Suppose $G$ is a group $w \in F_\infty$, where $F_\infty$ is the free group of countable rank. Let’s define the corresponding word map as $w(G) := \{g \in G| \exists f \in Hom(F_\infty, G) f(w) = g\}$, where $Hom(H, K)$ is the set of all homomorphism from $H$ to $K$.
Now, let’s for arbitrary cardinality $\alpha \geq \aleph_0$ define $S_\alpha$ as the group of all permutations of a set of cardinality $\alpha$.
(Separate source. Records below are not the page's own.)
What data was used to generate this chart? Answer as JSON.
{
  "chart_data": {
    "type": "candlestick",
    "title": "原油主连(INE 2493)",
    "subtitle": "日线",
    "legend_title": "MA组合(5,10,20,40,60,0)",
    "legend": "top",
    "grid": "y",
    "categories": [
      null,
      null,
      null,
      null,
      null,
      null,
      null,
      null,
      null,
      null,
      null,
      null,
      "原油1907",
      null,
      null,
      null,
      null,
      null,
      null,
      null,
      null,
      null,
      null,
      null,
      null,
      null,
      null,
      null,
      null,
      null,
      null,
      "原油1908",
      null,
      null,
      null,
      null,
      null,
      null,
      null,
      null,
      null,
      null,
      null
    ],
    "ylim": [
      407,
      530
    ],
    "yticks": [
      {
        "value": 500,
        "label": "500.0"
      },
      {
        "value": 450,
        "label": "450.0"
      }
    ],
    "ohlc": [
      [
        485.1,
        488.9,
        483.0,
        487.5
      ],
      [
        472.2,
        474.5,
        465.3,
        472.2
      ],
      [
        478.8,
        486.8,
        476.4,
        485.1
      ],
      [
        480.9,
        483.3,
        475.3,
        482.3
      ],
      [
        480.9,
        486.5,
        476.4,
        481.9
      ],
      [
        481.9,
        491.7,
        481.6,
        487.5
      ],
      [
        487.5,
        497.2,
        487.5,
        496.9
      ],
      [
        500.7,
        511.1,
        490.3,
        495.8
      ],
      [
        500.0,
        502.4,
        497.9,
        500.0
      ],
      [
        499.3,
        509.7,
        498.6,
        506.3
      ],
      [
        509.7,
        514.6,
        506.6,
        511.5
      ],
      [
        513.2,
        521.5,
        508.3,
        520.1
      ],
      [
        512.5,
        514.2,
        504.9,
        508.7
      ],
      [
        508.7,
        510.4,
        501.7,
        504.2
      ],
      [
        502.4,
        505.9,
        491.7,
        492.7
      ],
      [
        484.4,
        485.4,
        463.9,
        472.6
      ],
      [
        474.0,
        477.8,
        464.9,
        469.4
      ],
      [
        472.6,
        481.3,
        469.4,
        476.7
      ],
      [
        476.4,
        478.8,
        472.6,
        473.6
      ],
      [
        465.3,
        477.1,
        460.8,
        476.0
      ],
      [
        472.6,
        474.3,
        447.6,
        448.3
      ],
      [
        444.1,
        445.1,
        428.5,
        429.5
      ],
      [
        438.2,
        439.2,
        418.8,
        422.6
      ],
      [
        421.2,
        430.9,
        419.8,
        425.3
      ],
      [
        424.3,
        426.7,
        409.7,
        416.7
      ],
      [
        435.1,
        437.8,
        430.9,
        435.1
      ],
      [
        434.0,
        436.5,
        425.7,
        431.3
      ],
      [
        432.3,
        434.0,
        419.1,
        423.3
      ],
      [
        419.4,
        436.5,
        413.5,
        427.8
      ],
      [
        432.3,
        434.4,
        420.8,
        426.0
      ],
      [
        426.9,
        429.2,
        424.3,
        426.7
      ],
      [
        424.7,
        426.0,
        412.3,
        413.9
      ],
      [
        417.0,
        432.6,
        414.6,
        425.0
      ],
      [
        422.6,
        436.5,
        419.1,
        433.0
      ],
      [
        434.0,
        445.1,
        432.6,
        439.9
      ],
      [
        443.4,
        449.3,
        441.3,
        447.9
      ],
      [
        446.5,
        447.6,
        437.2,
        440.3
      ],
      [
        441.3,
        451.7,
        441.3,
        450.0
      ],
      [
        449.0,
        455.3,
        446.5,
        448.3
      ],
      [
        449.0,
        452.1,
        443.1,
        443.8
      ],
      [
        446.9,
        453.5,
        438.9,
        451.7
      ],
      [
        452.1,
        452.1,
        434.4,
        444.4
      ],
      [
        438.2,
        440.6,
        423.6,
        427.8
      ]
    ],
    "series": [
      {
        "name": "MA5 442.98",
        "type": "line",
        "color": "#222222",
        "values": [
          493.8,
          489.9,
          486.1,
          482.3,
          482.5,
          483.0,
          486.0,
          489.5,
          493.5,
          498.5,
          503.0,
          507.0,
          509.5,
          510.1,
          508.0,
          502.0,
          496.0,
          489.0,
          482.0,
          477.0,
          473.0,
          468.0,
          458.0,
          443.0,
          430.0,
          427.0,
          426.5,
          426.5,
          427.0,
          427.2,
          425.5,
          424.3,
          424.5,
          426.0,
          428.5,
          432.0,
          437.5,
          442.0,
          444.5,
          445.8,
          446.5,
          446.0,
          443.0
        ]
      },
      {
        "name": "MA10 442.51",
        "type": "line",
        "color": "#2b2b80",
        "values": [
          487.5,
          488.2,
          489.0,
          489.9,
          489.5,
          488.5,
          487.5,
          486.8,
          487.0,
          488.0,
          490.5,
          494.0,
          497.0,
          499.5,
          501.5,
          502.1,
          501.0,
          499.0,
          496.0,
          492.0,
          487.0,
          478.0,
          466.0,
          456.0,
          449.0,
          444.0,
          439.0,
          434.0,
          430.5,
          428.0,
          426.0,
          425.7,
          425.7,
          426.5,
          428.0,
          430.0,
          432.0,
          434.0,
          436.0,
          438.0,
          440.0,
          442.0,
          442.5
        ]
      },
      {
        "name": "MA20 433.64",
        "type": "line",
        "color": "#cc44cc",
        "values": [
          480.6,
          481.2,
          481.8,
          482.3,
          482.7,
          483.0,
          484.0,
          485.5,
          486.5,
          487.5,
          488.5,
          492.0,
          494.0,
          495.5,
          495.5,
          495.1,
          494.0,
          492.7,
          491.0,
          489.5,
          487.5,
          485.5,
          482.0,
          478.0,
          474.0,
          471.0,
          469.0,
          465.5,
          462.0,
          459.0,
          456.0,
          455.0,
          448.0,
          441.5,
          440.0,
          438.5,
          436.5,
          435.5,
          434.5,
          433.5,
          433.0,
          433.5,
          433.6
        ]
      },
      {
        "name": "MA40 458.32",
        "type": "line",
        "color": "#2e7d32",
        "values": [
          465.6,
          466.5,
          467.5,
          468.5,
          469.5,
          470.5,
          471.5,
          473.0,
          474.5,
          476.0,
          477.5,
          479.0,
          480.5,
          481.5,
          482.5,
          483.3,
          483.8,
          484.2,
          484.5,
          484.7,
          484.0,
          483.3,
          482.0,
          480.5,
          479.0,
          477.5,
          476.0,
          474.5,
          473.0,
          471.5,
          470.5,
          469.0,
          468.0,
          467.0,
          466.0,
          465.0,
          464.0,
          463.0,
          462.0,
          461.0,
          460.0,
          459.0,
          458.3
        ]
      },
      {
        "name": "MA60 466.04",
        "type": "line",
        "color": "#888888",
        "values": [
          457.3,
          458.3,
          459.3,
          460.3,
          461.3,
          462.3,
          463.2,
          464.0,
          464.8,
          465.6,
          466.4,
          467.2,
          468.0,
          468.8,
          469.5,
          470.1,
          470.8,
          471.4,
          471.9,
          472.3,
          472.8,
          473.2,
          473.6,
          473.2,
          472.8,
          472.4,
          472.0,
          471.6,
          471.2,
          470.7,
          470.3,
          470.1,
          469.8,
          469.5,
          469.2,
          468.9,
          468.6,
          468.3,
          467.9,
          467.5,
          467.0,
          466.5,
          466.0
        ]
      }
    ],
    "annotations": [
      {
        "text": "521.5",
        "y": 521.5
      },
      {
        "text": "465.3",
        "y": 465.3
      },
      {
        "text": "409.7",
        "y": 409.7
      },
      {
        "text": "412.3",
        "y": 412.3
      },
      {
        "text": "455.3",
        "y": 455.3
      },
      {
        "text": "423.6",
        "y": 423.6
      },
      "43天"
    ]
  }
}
According to a theorem proved by R. Baer in «Die Kompositionsreihe der Gruppe aller einendeutigen Abbildungen einer unendlichen Menge auf sich», the unique largest proper normal subgroup of $S_\alpha$ is the subgroup $S_{<\alpha}$ of all permutations with cardinalities strictly less than $\alpha$. It is also not hard to see, that $\frac{S_\alpha}{S_{<\alpha}}$ contains a subgroup isomorphic to $S_\alpha$ and $S_\alpha$ contains subgroups isomorphic to all groups of order $\alpha$ or less by Cayley theorem. Thus $\frac{S_\alpha}{S_{<\alpha}}$ generates the variety of all groups. That means that all non-trivial verbal subgroups of $S_\alpha$ are equal to the whole group. Thus for any non-trivial group word $w$, $\langle w(S_\alpha) \rangle = S_\alpha$.
However, for the combatant a stronger statement is true. Oystein Ore proved in «Some remarks on commutators», that $[x, y](S_\alpha) = S_\alpha$.
My question is:
Is it true, that $\forall w \in F_\infty \setminus \{e\}$ $w(S_\alpha) = S_\alpha$?
No. For instance, any square in $S_\alpha$ must have an even number of infinite cycles, so not every element of $S_\alpha$ can be represented by the word $w=a^2$ (or similarly, $w=a^n$ for any $n>1$).